Aristoteles’ten bu yana egemen kesimlerde yaygınca rastlanan “trajedi ortalamanın üstündeki, güldürü ise altındaki insanları temsil eder” inanışının sinemaya yansımaları; ilkece orada kalmayı benimsemesine karşın burjuva dünyasına dil çıkarıp kaçan Max Linder’in Şarlo’ya evrildiği dönemlerden bu yana inişli çıkışlı bir seyir izledi. Buna karşın sinema tarihinin evrensel karakterleri, özellikle sessiz dönemleri bir çığlığa dönüştürme pahasına, sistemin çarklarına çomak sokarken ait oldukları yeri hemen hiç unutmadılar. Chaplin şöyle formüle etmişti bunu: “Komedi filmleri hemen başarı kazandı. Çünkü bunların çoğunda polisler (ya da soylular) su çukurlarına düşerken, boya tenekelerine çarpıp tökezlerken, arabadan düşerken ve daha bir sürü güç durumlara düşerken gösteriliyordu. Burada komik olan, alay edilenler iktidarın ağırbaşlılığını temsil eden ve bundan dolayı böbürlenen kimselerdir.
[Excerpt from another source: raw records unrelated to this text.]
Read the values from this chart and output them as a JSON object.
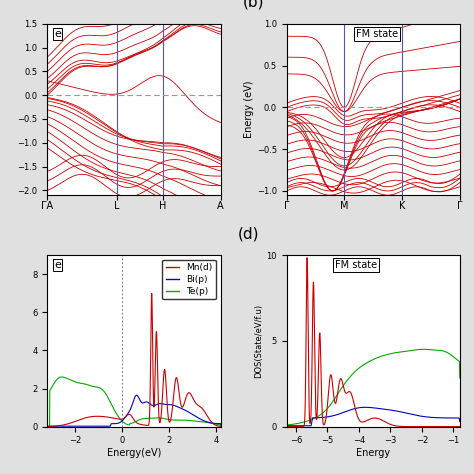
{
  "fig_bg": "#e8e8e8",
  "panel_bg": "#ffffff",
  "label_b": "(b)",
  "label_d": "(d)",
  "panel_b_title": "FM state",
  "panel_d_title": "FM state",
  "band_color": "#cc0000",
  "vline_color": "#5555bb",
  "hline_color": "#999999",
  "panel_b_ylabel": "Energy (eV)",
  "panel_b_ylim": [
    -1.05,
    1.0
  ],
  "panel_b_yticks": [
    -1.0,
    -0.5,
    0.0,
    0.5,
    1.0
  ],
  "panel_b_kpoints": [
    "Γ",
    "M",
    "K",
    "Γ"
  ],
  "panel_b_kpos": [
    0,
    1,
    2,
    3
  ],
  "panel_a_kpoints": [
    "ΓA",
    "L",
    "H",
    "A"
  ],
  "panel_a_kpos": [
    0,
    1.2,
    2.0,
    3.0
  ],
  "panel_a_vlines": [
    0,
    1.2,
    2.0
  ],
  "panel_c_xlabel": "Energy(eV)",
  "panel_c_xlim": [
    -3.2,
    4.2
  ],
  "panel_c_ylim": [
    0,
    9
  ],
  "panel_d_ylabel": "DOS(State/eV/f.u)",
  "panel_d_xlabel": "Energy",
  "panel_d_xlim": [
    -6.3,
    -0.8
  ],
  "panel_d_ylim": [
    0,
    10
  ],
  "panel_d_yticks": [
    0,
    5,
    10
  ],
  "legend_labels": [
    "Mn(d)",
    "Bi(p)",
    "Te(p)"
  ],
  "legend_colors": [
    "#cc0000",
    "#0000cc",
    "#00aa00"
  ],
  "seed": 42
}
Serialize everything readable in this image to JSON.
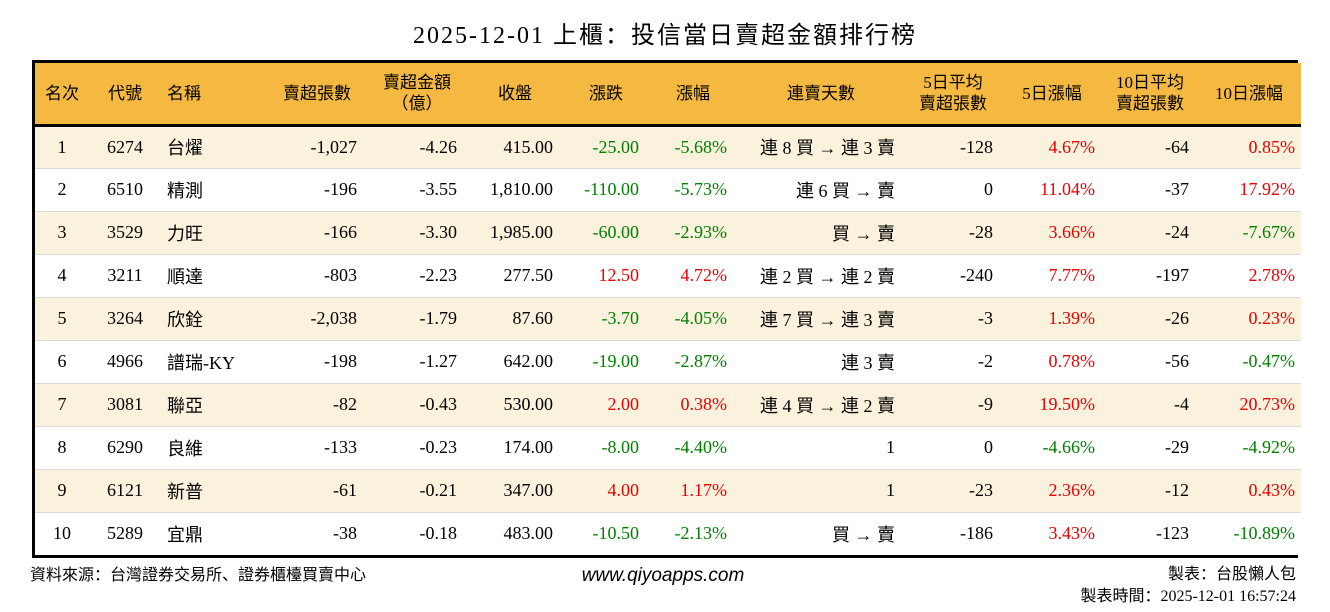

Bundan dolayı da bunların serüvenleri, seyircide aynı serüvenler basit bir yurttaşın başından geçtiği zamankinden iki kat fazla gülme isteği uyandırır.”

Şarlo’ya benzer bir yaklaşımla yola çıkan; ama süreç içinde kendi bağımsız dillerini oluşturan Lloyd ve Keaton gibi sessiz devlerin, kapitalizmin sarsılmaz kaleleriyle yaşadığı çelişkilerin sinemamıza yansımalarını irdelemek için elimizdeki doneler hayli yetersiz olsa da, ilk sinemasal tiplerimizden “Bican Efendi”nin varlığını unutmamak gerekir: Gelenekten süzülen ve birer isyancı olmamakla birlikte, Nasreddin Hoca’nın Timur’a tavrını, Keloğlan’ın soylu padişahın kızını kapıp kaçıvermesini ya da “içimizden biri” olan Karagöz’ü de öyle…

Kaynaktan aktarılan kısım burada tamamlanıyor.